On peut argumenter que Michel Onfray est un des philosophes des plus stimulants et provocateurs de notre temps. Il obtient de louables résultats à son essai de revitaliser les meilleures intentions de la gauche nietzschéenne en créant une éthique du plaisir qui célèbre seulement la vie en passant par la propre force du devenir.
Ce qui reste le plus inestimable de l’œuvre de Onfray est son essai encyclopédique pour réécrire l’histoire de la pensée occidentale dans son ouvrage fortement recommandable «Contre histoire de la philosophie ». Les différents volumes de cette œuvre importante entreprennent la tâche de récupérer bonne partie de ces auteurs qui depuis la Grèce antique étaient tombés dans l’oubli, victimes de l’imposition d’une forme de pensée idéaliste d’affiliation platonique qui associe invariablement le plaisir, non pas avec la vertu, tout comme le faisait une importante tradition souvent faussement classifiée de Présocratique (l’atomiste Démocrite à vécu entre 30 et 40 ans de plus que Socrate) et péjorativement de sophiste (malgré l’extraordinaire audace et modernité de la pensée générée par les philosophes urbains liés à ce mouvement), mais avec le péché, le vice et la culpabilité.

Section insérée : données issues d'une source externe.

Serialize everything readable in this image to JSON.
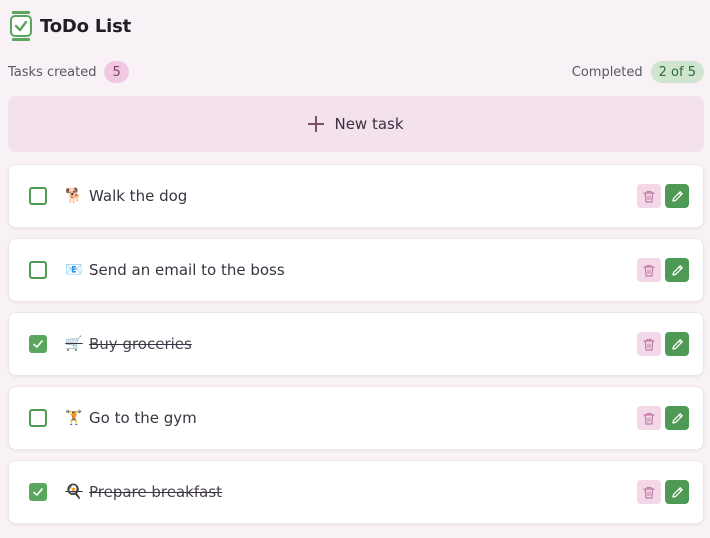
{
  "app": {
    "title": "ToDo List"
  },
  "stats": {
    "created_label": "Tasks created",
    "created_count": "5",
    "completed_label": "Completed",
    "completed_count": "2 of 5"
  },
  "new_task": {
    "label": "New task"
  },
  "tasks": [
    {
      "emoji": "🐕",
      "text": "Walk the dog",
      "done": false
    },
    {
      "emoji": "📧",
      "text": "Send an email to the boss",
      "done": false
    },
    {
      "emoji": "🛒",
      "text": "Buy groceries",
      "done": true
    },
    {
      "emoji": "🏋",
      "text": "Go to the gym",
      "done": false
    },
    {
      "emoji": "🍳",
      "text": "Prepare breakfast",
      "done": true
    }
  ],
  "icons": {
    "logo": "checklist-icon",
    "plus": "plus-icon",
    "check": "check-icon",
    "delete": "trash-icon",
    "edit": "pencil-icon"
  },
  "colors": {
    "accent_green": "#5aa65e",
    "accent_pink": "#f0c9e0",
    "background": "#f8f1f5"
  }
}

Cependant, tout comme il est nécessaire d’avoir la foi pour croire au sacrilège, parfois on peut apprécier dans Onfray une belligérance peut-être démesurée dans sa manière de s’exprimer contre la religion et l’église (qu’il donne la sensation de confondre parfois en excès), selon ses propres confessions le produit d’abus et humiliations subies durant son enfance et adolescence dans un internat de religieux. Autant que contre certains des indiscutables totems de notre culture. Dans cette même ligne, cela a été récemment le tour de Freud, avec lequel il règle plus d’un compte dans son dernier et impitoyable livre au titre éloquent : Freud. Le crépuscule d’une idole.
Paradoxalement et malgré le fait qu’il accuse le grand penseur Viennois, d’autre part pas très original, de nevrotiser toute l’humanité pour que sa propre névrose puisse lui semble plus tolérable en transformant ses propres fantasmes en vérités scientifiques et universelles, le lecteur attentif de ce livre pourtant intéressant remarquera dans sa manière d’écrire une certaine tentative freudienne de tuer le père tout comme une fréquente tendance à succomber aux interprétations de l’inextricable personnalité de Freud, lequel d’une certaine manière ressort triomphant.
Ce dont nous sommes sûrs c’est que l’image du médecin viennois, dont la maison-musée(http://www.freud-museum.at/cms/index.php/en_home.html) est une des plus populaires attractions de la capitale autrichienne éveille encore les passions, même si on continue à souvent avoir l’impression, tout comme le fait Onfray, à rester dans l’anecdote dans l’analyse de son œuvre au lieu de valoriser son admirable style et la véritable révolution qu’a supposé formuler ses audacieuses idées.
C’est-à-dire le total investissement du modèle de aristotélisme qui propose les humains comme des êtres rationnels (ce qui suppose une autre contre histoire importante de la philosophie en elle-même) et l’idée légitime que le monde et nos actions sont régies par les mystérieuses forces de l’inconscient.